Il y a deux ans, Bledina a fui le Soudan du Sud. Elle a passé trois jours sur des sentiers en fuyant à travers la brousse. « C’était difficile avec les enfants et en portant tous les bagages sur ma tête », explique-t-elle. Son mari est resté au Soudan du Sud. Sa fille ainée n’avait que cinq ans à l’époque. Ils sont arrivés au camp de réfugiés en Ouganda au milieu de la saison des pluies. « Je n’avais rien pour protéger les enfants. Ils étaient trempés par la pluie, rien ne pouvait l’arrêter. »
Le camp de réfugiés de Palorinya suggère un retour à la normalité et se distingue à peine d’un village ordinaire du nord de l’Ouganda, les toitures confectionnées à partir de bâches de l’ONU brillent au soleil. Palorinya est situé à environ 30 kilomètres de la frontière sud-soudanaise.

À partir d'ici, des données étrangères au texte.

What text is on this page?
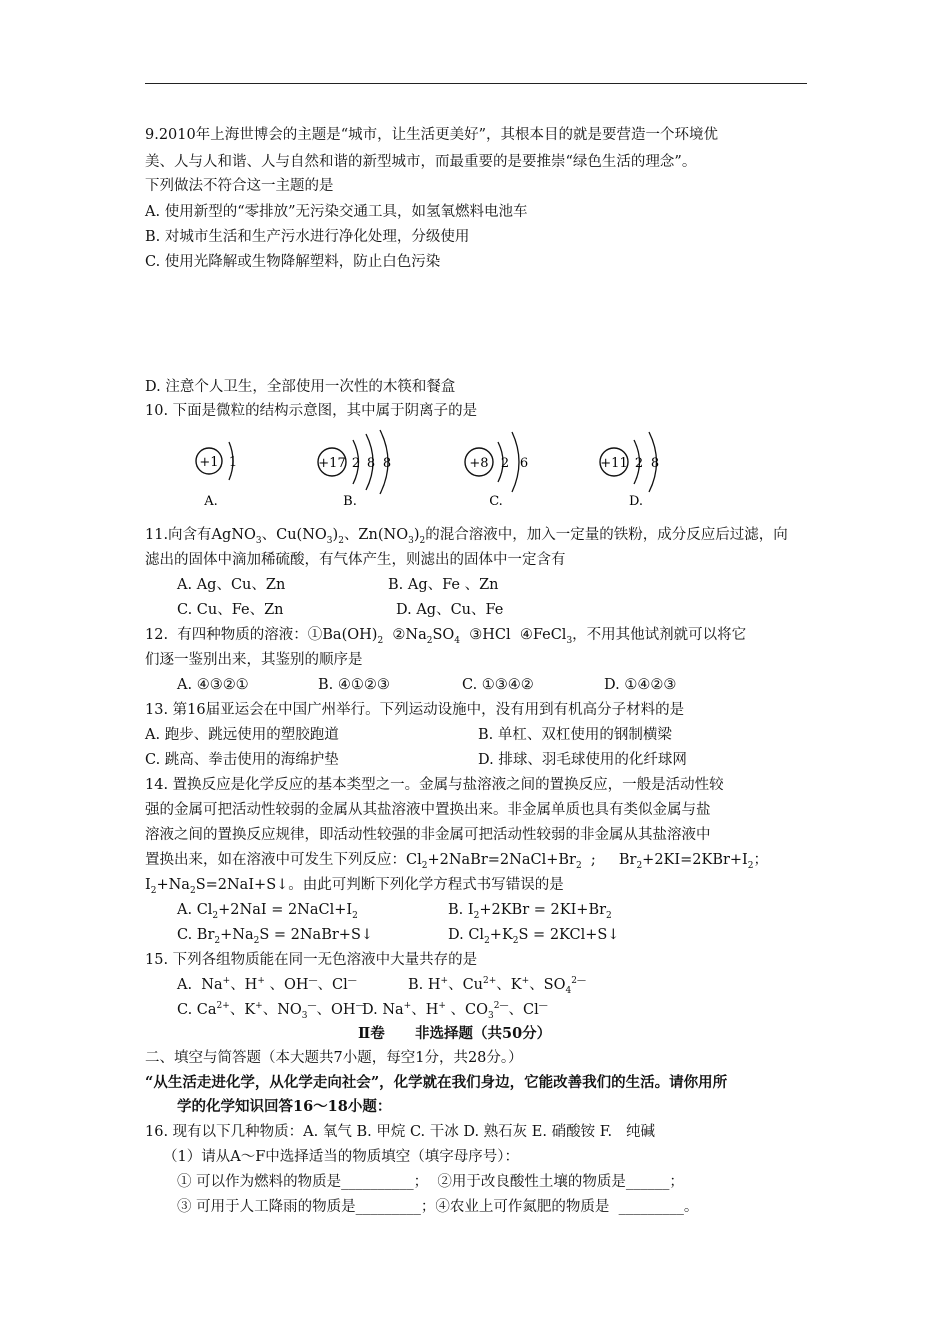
9.2010年上海世博会的主题是“城市，让生活更美好”，其根本目的就是要营造一个环境优
美、人与人和谐、人与自然和谐的新型城市，而最重要的是要推崇“绿色生活的理念”。
下列做法不符合这一主题的是
A. 使用新型的“零排放”无污染交通工具，如氢氧燃料电池车
B. 对城市生活和生产污水进行净化处理，分级使用
C. 使用光降解或生物降解塑料，防止白色污染
D. 注意个人卫生，全部使用一次性的木筷和餐盒
10. 下面是微粒的结构示意图，其中属于阴离子的是
+1 1
A.
+17 2 8 8
B.
+8 2 6
C.
+11 2 8
D.
11.向含有AgNO$_3$、$Cu(NO_3)_2$、$Zn(NO_3)_2$的混合溶液中，加入一定量的铁粉，成分反应后过滤，向
滤出的固体中滴加稀硫酸，有气体产生，则滤出的固体中一定含有
A. Ag、Cu、Zn	B. Ag、Fe 、Zn
C. Cu、Fe、Zn	D. Ag、Cu、Fe
12.  有四种物质的溶液：$①Ba(OH)_2$  $②Na_2SO_4$  ③HCl  ④FeCl$_3$，不用其他试剂就可以将它
们逐一鉴别出来，其鉴别的顺序是
A. ④③②①	B. ④①②③	C. ①③④②	D. ①④②③
13. 第16届亚运会在中国广州举行。下列运动设施中，没有用到有机高分子材料的是
A. 跑步、跳远使用的塑胶跑道	B. 单杠、双杠使用的钢制横梁
C. 跳高、拳击使用的海绵护垫	D. 排球、羽毛球使用的化纤球网
14. 置换反应是化学反应的基本类型之一。金属与盐溶液之间的置换反应，一般是活动性较
强的金属可把活动性较弱的金属从其盐溶液中置换出来。非金属单质也具有类似金属与盐
溶液之间的置换反应规律，即活动性较强的非金属可把活动性较弱的非金属从其盐溶液中
置换出来，如在溶液中可发生下列反应：$Cl_2+2NaBr=2NaCl+Br_2$  ;     $Br_2+2KI=2KBr+I_2$；
$I_2+Na_2S=2NaI+S↓$。由此可判断下列化学方程式书写错误的是
A. $Cl_2+2NaI$ = $2NaCl+I_2$	B. $I_2+2KBr = 2KI+Br_2$
C. $Br_2+Na_2S$ = 2NaBr+S↓	D. $Cl_2+K_2S$ = 2KCl+S↓
15. 下列各组物质能在同一无色溶液中大量共存的是
A.  Na+、H+ 、OH—、Cl—	B. H+、$Cu^{2+}$、K+、$SO_4^{2—}$
C. $Ca^{2+}$、K+、$NO_3^—$、OH—
D. Na+、H+ 、$CO_3^{2—}$、Cl—
Ⅱ卷      非选择题（共50分）
二、填空与简答题（本大题共7小题，每空1分，共28分。）
“从生活走进化学，从化学走向社会”，化学就在我们身边，它能改善我们的生活。请你用所
学的化学知识回答16～18小题：
16. 现有以下几种物质：A. 氧气 B. 甲烷 C. 干冰 D. 熟石灰 E. 硝酸铵 F.   纯碱
（1）请从A～F中选择适当的物质填空（填字母序号）：
① 可以作为燃料的物质是__________；  ②用于改良酸性土壤的物质是______；
③ 可用于人工降雨的物质是_________；④农业上可作氮肥的物质是  _________。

Sur une zone de 40 kilomètres carrés, 120 000 réfugiés en provenance du Soudan du Sud vivent côte à côte avec la population ougandaise.

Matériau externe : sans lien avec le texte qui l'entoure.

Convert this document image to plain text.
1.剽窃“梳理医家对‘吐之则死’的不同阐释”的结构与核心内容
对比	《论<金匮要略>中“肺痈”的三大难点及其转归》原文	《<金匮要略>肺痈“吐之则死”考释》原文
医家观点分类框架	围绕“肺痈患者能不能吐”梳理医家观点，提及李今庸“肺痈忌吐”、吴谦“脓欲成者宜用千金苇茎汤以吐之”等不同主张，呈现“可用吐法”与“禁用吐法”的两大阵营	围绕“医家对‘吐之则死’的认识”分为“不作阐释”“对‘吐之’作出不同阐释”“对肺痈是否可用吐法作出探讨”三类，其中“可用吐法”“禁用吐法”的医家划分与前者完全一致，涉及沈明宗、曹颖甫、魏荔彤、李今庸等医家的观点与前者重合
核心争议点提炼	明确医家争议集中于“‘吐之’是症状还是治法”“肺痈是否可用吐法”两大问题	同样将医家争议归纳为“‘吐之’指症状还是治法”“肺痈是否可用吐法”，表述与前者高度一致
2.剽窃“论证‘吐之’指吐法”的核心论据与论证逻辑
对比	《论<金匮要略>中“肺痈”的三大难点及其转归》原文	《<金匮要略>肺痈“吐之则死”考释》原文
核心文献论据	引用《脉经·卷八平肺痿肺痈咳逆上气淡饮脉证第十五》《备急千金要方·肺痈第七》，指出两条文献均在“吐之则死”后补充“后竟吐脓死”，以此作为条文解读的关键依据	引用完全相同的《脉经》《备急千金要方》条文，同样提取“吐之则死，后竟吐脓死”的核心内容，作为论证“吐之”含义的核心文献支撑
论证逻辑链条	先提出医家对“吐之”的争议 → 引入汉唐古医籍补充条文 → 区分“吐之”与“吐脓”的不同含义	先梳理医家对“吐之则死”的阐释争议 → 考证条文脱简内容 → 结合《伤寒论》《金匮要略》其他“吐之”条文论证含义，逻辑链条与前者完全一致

« Ils m’ont laissée au milieu de la brousse et ont crié : "Trouve un endroit !" ». Cecilia agite ses bras en imitant les fonctionnaires qui l’ont amené à Palorinya après qu’elle se soit enregistrée comme réfugiée. « Les gens arrachaient les herbes hautes avec leurs mains afin de dégager de l’espace pour construire une hutte ». Agée de 60 ans, Cecilia est maintenant en train d’applaudir depuis les lignes de touche. Vous ne pouvez la rater avec son T-shirt vert citron agrémenté d'une carapace de tortue grandeur nature.
En tant que femme célibataire, elle n’a pas obtenu une bonne parcelle. « Les hommes ont pris tous les bons terrains », explique-t-elle. Le sien est marécageux. Lorsqu'elle a planté des pommes de terre, elles ont été emportées par les eaux pluviales. Mais ce n’est rien comparé à la perte de ses enfants, « si je pense à ça, mon cerveau brûle ». Cecilia a fui quelques semaines après Bledina. « Je suis partie le 5 février 2017. C’était un dimanche. J’ai fui seule en important seulement ma literie ». Cecilia a dû laisser ses chèvres et ses cochons derrière elle. Ses cinq fils sont morts.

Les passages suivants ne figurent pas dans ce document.